The process of hypothesis testing has an interesting analogy with a trial that helps on understanding the elements present in a formal hypothesis test in an intuitive way.

Hypothesis testing Trial
Null hypothesis $$H_0$$ Accused of comitting a crime. It has the “presumption of innocence”, which means that it is not guilty until there is enough evidence to supporting its guilt
Sample $$X_1,\ldots,X_n$$ Collection of small evidences supporting innocence and guilt. These evidences contain a certain degree of uncontrollable randomness because of how they were collected and the context regarding the case
Statistic $$T_n$$ Summary of the evicences presented by the prosecutor and defense lawyer
Distribution of $$T_n$$ under $$H_0$$ The judge conducting the trial. Evaluates the evidence presented by both sides and presents a verdict for $$H_0$$
Significance level $$\alpha$$ $$1-\alpha$$ is the strength of evidences required by the judge for condemning $$H_0$$. The judge allows evidences that on average condemn $$100\alpha\%$$ of the innocents, due to the randomness inherent to the evidence collection process. $$\alpha=0.05$$ is considered a reasonable level
$$p$$-value Decision of the judge that measures the degree of compatibility, in a scale $$0$$$$1$$, of the presumption of innocence with the summary of the evidences presented. If $$p$$-value$$<\alpha$$, $$H_0$$ is declared guilty. Otherwise, is declared not guilty
$$H_0$$ is rejected $$H_0$$ is declared guilty: there are strong evidences supporting its guilt
$$H_0$$ is not rejected $$H_0$$ is declared not guilty: either is innocent or there are no enough evidences supporting its guilt

More formally, the $$p$$-value of an hypothesis test about $$H0$$ is defined as:

The $$p$$-value is the probability of obtaining a statistic more unfavourable to $$H_0$$ than the observed, assuming that $$H_0$$ is true.

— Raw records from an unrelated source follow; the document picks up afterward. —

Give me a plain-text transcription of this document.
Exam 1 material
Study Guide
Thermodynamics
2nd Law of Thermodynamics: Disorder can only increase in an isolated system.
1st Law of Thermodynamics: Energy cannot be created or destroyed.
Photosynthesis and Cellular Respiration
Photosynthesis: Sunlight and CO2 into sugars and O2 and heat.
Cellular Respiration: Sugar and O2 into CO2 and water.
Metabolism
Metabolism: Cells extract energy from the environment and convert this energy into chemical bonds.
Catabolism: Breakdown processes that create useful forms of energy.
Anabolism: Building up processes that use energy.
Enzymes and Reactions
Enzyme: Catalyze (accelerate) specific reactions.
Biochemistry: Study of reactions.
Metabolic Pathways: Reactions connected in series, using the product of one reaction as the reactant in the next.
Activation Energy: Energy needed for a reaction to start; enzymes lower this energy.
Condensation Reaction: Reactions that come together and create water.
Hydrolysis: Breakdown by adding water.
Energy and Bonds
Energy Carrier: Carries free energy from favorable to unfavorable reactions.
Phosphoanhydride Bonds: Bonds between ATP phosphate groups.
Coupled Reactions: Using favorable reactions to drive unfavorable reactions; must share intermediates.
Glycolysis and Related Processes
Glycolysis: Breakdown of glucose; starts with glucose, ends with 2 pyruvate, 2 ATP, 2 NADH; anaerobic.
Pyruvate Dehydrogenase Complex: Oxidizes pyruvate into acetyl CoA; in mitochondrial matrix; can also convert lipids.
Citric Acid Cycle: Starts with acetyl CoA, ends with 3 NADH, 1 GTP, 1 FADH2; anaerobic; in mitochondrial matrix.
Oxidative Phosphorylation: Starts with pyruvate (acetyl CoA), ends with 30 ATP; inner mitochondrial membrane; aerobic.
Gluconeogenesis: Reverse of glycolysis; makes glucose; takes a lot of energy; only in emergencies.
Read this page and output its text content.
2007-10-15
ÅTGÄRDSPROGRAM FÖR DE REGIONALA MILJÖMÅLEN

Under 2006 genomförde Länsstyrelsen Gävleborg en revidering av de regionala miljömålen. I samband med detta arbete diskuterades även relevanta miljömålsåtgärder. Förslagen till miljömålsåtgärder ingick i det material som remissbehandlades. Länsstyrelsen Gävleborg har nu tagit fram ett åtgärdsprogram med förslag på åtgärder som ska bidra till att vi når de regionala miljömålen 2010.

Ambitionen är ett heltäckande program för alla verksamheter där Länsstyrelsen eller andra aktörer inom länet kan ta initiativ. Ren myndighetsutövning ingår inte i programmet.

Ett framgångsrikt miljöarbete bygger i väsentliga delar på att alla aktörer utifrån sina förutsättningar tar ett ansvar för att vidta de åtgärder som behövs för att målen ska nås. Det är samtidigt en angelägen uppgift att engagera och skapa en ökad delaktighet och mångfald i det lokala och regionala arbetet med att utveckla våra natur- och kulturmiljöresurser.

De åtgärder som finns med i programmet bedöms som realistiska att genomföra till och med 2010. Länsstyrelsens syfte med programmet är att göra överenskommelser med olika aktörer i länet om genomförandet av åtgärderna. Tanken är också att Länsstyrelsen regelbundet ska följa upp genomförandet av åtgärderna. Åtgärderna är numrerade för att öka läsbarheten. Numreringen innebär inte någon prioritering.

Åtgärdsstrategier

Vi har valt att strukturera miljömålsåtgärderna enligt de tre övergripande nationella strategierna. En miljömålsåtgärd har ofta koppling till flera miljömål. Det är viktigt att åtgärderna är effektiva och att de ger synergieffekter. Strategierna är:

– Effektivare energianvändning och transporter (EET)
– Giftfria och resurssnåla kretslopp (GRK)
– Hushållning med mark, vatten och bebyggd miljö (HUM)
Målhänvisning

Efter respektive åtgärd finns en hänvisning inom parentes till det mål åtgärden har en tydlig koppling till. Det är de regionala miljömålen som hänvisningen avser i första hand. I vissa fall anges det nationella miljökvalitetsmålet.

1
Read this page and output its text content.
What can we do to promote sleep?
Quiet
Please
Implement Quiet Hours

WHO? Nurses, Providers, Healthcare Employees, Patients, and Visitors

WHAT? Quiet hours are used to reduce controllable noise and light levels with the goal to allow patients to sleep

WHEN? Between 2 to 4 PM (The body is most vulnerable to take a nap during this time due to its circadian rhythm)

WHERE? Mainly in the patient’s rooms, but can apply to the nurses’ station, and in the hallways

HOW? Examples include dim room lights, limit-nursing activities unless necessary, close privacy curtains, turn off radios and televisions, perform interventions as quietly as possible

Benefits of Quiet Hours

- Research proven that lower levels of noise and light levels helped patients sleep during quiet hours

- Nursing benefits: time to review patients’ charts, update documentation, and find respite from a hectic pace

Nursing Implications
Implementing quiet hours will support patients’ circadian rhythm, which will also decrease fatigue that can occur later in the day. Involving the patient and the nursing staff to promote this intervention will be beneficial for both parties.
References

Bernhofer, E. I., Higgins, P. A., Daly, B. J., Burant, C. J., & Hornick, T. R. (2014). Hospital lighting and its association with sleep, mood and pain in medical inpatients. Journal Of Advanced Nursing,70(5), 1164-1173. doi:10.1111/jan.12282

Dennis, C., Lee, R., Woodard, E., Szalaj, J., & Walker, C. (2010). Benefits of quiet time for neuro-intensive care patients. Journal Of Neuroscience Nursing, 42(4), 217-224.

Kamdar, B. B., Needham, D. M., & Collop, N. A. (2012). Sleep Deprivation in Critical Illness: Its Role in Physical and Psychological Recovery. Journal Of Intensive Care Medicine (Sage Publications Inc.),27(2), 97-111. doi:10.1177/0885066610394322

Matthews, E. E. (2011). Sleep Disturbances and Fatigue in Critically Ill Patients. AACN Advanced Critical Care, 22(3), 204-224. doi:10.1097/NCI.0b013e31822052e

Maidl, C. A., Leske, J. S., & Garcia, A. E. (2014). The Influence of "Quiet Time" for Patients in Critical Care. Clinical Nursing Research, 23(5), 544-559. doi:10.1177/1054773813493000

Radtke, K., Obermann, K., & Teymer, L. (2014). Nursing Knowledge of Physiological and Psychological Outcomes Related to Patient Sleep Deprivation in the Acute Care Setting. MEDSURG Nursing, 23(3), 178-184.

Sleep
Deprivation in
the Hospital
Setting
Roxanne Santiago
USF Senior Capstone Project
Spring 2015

Therefore, if the $$p$$-value is small (smaller than the chosen level $$\alpha$$), it is unlikely that the evidence against $$H_0$$ is due to randomness. As a consequence, $$H_0$$ is rejected. If the $$p$$-value is large (larger than $$\alpha$$), then it is more possible that the evidences against $$H_0$$ are merely due to the randomness of the data. In this case, we do not reject $$H_0$$.

If $$H_0$$ holds, then the $$p$$-value (which is a random variable) is distributed uniformly in $$(0,1)$$. If $$H_0$$ does not hold, then the distribution of the $$p$$-value is not uniform but concentrated at $$0$$ (where the rejections of $$H_0$$ take place).